Avec ce troisième album depuis leur reformation sans Martin Carr, je retrouve les Boo Radleys après les avoir laissés quelque part à la fin des années 90, au moment de leur séparation. La redécouverte a quelque chose d’assez cruel. On reconnaît bien la signature avec ces harmonies familières entre indie pop et psychédélisme. Mais dès que la mémoire convoque les albums des années 90, la comparaison devient nettement moins charitable.

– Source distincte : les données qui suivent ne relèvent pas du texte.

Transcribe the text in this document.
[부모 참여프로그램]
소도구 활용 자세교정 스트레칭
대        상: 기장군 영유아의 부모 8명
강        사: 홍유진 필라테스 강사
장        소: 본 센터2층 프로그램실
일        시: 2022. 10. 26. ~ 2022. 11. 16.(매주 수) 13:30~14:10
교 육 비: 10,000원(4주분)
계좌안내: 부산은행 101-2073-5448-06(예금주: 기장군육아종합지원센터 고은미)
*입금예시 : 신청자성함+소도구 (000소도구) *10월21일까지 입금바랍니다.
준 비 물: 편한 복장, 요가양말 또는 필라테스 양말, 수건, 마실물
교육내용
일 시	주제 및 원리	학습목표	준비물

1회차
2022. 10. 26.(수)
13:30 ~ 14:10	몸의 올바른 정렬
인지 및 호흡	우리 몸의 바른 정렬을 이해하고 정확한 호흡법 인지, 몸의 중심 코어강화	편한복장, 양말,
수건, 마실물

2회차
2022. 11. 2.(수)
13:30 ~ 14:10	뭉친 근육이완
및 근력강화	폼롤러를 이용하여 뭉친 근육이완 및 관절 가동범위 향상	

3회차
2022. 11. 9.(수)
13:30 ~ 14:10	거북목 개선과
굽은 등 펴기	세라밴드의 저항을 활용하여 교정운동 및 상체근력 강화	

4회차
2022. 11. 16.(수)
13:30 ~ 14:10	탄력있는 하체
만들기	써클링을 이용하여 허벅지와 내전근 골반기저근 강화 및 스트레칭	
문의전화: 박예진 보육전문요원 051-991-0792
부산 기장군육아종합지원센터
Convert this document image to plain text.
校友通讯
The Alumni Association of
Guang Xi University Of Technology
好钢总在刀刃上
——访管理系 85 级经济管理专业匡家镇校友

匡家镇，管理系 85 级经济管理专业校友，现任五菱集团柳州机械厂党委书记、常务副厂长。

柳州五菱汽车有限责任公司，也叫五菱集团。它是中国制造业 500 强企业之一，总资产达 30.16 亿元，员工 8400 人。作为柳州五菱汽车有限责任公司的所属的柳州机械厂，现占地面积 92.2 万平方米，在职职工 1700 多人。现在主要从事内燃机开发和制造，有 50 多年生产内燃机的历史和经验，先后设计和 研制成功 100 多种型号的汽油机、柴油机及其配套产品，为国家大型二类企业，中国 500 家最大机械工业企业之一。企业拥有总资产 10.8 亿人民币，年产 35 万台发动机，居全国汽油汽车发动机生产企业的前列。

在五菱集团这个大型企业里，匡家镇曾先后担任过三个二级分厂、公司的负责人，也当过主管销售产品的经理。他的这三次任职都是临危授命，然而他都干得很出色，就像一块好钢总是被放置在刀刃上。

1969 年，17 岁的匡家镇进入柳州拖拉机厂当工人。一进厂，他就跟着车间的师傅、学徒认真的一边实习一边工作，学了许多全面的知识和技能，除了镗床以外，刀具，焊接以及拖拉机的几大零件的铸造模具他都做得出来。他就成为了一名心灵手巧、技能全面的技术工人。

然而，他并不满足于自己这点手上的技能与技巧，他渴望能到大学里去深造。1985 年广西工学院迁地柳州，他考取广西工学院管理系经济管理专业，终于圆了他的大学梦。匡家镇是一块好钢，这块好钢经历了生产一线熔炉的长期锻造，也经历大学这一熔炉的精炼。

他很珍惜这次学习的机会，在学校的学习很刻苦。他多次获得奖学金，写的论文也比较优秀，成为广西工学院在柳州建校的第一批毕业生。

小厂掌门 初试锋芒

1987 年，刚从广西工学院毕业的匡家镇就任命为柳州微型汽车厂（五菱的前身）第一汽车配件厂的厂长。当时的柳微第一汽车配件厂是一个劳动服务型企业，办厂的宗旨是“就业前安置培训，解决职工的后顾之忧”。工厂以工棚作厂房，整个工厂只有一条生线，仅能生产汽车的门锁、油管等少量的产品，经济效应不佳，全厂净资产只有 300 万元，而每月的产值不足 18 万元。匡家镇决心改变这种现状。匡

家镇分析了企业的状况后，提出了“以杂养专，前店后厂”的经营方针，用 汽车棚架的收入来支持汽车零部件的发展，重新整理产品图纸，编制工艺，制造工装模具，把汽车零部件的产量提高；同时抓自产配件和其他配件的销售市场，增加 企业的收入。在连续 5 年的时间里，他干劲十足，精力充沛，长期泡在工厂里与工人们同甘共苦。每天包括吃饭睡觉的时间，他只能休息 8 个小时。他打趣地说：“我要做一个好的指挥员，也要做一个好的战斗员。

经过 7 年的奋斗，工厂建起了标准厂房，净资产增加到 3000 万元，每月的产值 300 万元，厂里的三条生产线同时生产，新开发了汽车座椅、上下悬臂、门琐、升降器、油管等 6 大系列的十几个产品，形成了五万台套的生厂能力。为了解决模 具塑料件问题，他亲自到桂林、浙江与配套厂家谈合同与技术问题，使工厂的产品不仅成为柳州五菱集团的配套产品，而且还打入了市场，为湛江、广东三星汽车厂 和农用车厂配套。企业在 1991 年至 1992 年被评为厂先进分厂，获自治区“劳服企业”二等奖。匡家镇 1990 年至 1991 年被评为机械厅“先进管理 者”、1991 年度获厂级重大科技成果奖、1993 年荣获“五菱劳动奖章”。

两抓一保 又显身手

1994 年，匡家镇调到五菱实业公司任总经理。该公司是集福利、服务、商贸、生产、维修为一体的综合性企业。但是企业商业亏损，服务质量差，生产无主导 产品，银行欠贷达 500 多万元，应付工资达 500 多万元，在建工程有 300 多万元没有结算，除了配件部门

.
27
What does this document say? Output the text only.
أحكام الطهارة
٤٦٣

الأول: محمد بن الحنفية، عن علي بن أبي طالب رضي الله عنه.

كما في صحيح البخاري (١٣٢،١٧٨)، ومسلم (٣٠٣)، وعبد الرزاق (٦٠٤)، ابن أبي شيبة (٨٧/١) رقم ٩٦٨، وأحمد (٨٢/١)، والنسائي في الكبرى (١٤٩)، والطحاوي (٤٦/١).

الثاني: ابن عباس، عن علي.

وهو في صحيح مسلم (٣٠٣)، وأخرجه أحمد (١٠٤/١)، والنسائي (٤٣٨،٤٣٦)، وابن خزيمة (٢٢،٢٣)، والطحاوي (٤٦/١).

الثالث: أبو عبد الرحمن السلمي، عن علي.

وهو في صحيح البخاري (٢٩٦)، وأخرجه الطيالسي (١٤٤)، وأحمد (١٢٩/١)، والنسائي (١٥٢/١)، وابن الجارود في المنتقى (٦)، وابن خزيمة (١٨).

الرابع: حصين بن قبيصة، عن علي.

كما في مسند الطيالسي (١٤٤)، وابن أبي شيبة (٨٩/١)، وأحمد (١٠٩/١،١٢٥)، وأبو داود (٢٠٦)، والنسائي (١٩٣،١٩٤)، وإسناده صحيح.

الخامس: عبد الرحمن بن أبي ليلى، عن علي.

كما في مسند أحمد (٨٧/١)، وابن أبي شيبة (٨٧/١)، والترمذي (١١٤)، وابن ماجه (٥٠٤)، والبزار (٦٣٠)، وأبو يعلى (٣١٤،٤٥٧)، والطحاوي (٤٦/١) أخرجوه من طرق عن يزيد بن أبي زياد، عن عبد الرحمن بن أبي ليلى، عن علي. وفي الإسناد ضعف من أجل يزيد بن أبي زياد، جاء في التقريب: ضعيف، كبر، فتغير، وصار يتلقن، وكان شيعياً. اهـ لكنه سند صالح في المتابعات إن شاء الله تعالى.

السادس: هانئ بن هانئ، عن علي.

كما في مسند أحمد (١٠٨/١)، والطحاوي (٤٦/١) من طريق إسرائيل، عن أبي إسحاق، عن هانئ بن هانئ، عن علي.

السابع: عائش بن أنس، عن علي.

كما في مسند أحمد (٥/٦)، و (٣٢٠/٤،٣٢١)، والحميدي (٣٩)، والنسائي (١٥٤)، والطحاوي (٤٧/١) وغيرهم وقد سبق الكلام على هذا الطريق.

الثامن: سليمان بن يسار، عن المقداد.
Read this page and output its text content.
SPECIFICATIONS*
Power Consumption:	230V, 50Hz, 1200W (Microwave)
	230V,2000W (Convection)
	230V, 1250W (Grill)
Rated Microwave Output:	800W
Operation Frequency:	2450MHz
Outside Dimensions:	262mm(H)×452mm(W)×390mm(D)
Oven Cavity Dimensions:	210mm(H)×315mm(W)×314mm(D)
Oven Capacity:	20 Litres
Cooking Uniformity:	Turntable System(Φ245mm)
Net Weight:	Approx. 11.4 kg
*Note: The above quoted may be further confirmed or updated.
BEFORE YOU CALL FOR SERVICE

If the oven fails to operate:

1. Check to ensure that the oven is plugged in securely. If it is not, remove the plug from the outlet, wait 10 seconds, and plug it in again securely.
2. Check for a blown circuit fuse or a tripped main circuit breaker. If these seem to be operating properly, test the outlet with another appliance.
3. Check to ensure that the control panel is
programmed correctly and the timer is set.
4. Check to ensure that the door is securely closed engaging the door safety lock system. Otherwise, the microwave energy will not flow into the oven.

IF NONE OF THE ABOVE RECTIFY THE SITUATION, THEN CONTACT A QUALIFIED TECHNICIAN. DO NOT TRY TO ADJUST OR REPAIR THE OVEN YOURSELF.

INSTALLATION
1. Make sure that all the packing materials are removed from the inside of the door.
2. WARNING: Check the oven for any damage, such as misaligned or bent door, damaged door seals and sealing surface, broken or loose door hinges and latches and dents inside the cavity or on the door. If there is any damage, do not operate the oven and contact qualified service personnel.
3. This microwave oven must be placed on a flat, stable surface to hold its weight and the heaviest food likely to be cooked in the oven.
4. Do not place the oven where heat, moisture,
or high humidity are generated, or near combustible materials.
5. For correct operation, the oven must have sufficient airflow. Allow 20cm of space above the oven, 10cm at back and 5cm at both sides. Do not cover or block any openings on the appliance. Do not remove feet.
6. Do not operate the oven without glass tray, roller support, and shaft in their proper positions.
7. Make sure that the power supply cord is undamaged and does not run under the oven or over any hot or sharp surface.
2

Il faut évidemment avancer avec prudence. L’album porte un sujet lourd lié au décès du fils ainé du bassiste Tim Brown. Le single Living Is Easy se concentre sur ce chagrin absolu et sur le sentiment d’impuissance qui l’accompagne : «In the 20s my child would fall. This for them, would end it all. What could I do? Nothing at all. I couldn’t break their fall ». Il serait indécent de traiter cette douleur comme un simple argument critique. Cette gravité donne au disque une sincérité qu’on ne peut pas balayer d’un revers de main.
Mais une fois cette pudeur posée, reste tout de même un constat difficile à éviter : sans Martin Carr les Boo Radleys ressemblent parfois à un puzzle auquel il manquerait la pièce qui donnait du sens au désordre. Les couleurs sont là, les contours aussi, quelques motifs reviennent, mais l’image finale paraît moins audacieuse. Sans Carr, le groupe a perdu de sa magie, celle qui transformait le chaos en euphorie et le mauvais goût possible en miracle pop.
Le disque n’est pas raté. Il est honnête, bien fait, parfois touchant, mais beaucoup trop sage. On attend la bifurcation, la sortie de route, le moment où la chanson va cesser d’être correcte pour devenir vraiment excitante. Or, trop souvent, elle reste à sa place. Le patchwork d’influences demeure mais il a perdu cette insolence qui faisait des Boo Radleys des années 90 autre chose qu’un simple groupe d’indie pop.
Alors oui, l’album s’écoute avec respect, d’autant plus que son arrière-plan intime impose une forme de retenue. Mais pour qui a connu les Boo Radleys dans leur période la plus aventureuse, ce respect ne suffit pas à étouffer la nostalgie. On ne ressort pas forcément déçu mais ramené vers les anciens disques, avec cette impression un peu ingrate que le présent existe surtout pour nous rappeler combien leurs albums des années 90 et notamment l’excellent Giant Steps avaient de panache. Bref, In spite of Everything est un album digne qui donne davantage envie de célébrer ce que les Boo Radleys furent que de s’enthousiasmer pleinement pour ce qu’ils sont redevenus.